Pen drive leva ensino multimídia a escolas de todo o país



Carregar em um pen drive mais de 300 atividades educativas e um recurso que promete prender a atenção de estudantes cada vez mais multimídia. Essa é a proposta de um casal que resolveu unir pegagogia e tecnologia em busca de novas formas para desenvolver a educação infantil. A oportunidade de carregar uma ferramenta de ensino dentro da carteira – e de graça – chamou a atenção de educadores e congressistas durante palestra nesta terça-feira (13) no VI Congresso Internacional Software Livre e Governo Eletrônico, que acontece até o próximo dia 15, em Brasília.

O pen drive promissor traz em sua memória o Educatux, um método de aprendizado voltado para crianças dos 2 aos 14 anos, desenvolvido em 2005. Ao conectar o dispositivo ao computador, inicia-se um sistema operacional específico para o estudante. Em uma plataforma visualmente adaptada para ele, é possível encontrar jogos e outras ferramentas que facilitam a aprendizagem. Os ensinamentos, que abrangem diversas disciplinas, vão desde cálculos simples até conceitos de física mais elaborados e são expostos por meio de atividades desenvolvidas por colaboradores. “Trata-se de um software livre e, mais que isso, público. Em um primeiro momento, fizemos um catálogo de todos os softwares educativos livres que tínhamos à nossa disposição e que se adaptavam à proposta. Atualmente, já contamos com contribuições que são produzidas especialmente para o Educatux, são mais de 5 mil colaboradores”, explica um dos idealizadores do projeto, o analista de tecnologia da informação Aderbal Botelho.

Tudo o que é feito pelo aluno fica gravado no pen-drive para, posteriormente, ser visualizado pelo professor. “A forma de avaliar esses resultados, no entanto, ainda não está completamente desenvolvida. Estamos trabalhando em um software que seja capaz de analisar esses resultados. Hoje, ainda é difícil fazer isso, pois o professor teria de lidar com uma linguagem de programação muito específica”, pondera Botelho. Os dados, porém, já são analisados pela psicóloga e psicopedagoga Sheyla Acioli. Casada com Botelho, Sheyla levou a experiência de dez anos de sala de aula para o sistema operacional desenvolvido pelo casal. “Desenvolvi manuais explicando para os professores como utilizar os recursos e programas em sala de aula, quais disciplinas e temas trabalhar, bem como as formas de conseguir melhores resultados por meio da utilização da ferramenta”,  destaca. Todo o trabalho é testado pelos filhos do casal, de 7 e 9 anos.

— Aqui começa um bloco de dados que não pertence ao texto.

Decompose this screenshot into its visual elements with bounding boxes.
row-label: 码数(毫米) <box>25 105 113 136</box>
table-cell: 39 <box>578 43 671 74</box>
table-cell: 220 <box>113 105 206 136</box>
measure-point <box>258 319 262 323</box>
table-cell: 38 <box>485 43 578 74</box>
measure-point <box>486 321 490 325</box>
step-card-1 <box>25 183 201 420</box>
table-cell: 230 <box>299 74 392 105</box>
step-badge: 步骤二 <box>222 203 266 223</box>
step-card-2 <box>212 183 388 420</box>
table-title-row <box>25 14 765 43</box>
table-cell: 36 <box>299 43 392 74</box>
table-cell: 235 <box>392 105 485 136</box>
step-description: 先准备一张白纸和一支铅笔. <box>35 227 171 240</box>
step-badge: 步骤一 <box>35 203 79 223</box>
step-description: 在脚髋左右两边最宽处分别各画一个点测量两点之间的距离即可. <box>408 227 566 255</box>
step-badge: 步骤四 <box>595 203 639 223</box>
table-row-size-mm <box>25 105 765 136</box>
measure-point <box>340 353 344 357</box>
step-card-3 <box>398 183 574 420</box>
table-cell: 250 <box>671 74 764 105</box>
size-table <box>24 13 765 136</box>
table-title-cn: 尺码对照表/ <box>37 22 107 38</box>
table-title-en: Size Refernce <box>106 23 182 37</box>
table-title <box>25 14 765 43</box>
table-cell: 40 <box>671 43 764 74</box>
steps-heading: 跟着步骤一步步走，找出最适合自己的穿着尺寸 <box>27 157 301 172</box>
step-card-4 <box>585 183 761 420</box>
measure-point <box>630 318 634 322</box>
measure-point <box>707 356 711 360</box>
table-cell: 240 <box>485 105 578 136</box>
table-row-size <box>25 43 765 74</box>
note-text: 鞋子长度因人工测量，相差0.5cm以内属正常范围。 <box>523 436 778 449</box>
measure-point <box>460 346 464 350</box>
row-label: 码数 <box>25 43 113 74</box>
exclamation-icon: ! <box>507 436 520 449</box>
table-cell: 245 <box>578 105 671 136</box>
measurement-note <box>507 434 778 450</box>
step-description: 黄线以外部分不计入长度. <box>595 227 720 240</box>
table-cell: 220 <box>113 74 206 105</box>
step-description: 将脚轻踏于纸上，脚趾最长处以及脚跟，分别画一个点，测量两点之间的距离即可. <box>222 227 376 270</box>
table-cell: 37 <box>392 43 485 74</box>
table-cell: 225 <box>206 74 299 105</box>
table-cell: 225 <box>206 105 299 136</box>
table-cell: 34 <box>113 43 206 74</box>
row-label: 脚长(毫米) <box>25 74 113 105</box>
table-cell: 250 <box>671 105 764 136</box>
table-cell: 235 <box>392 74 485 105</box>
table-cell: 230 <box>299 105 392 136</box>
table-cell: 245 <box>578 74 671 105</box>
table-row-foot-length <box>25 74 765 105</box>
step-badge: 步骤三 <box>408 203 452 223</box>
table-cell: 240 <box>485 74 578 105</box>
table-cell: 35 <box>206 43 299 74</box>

De acordo com os idealizadores, mais de mil escolas e  150 mil alunos utilizam o recurso educacional em todo o país. “Desenvolvemos algo que é gratuito e, por isso mesmo, com ênfase nas escolas públicas. Mas o que vemos hoje é que, na maioria das vezes, quem faz uso do Educatux são escolas particulares, por já disporem de uma infraestrutura de informática”, complementa Sheyla.

É possível fazer o download gratuito do Educatux  e salvá-lo em um pen drive. Outra opção é salvar a versão para CD-Rom. Nesse último caso, no entanto, as atividades desenvolvidas pelos estudantes não ficam salvas. Manuais sobre a aplicação para pais e professores também podem ser acessados no site.  ” O modelo Educatux se baseia na forma cognitiva e emocional do ensino-aprendizagem através do brincar. Na sala de aula digital, as habilidades trabalhadas em sala de aula são desenvolvidas de forma lúdica”, conclui Botelho. Os criadores, no entanto, também oferecem, no site, serviços de consultoria e pen drives já gravados, nesses casos, os serviços e produtos são pagos.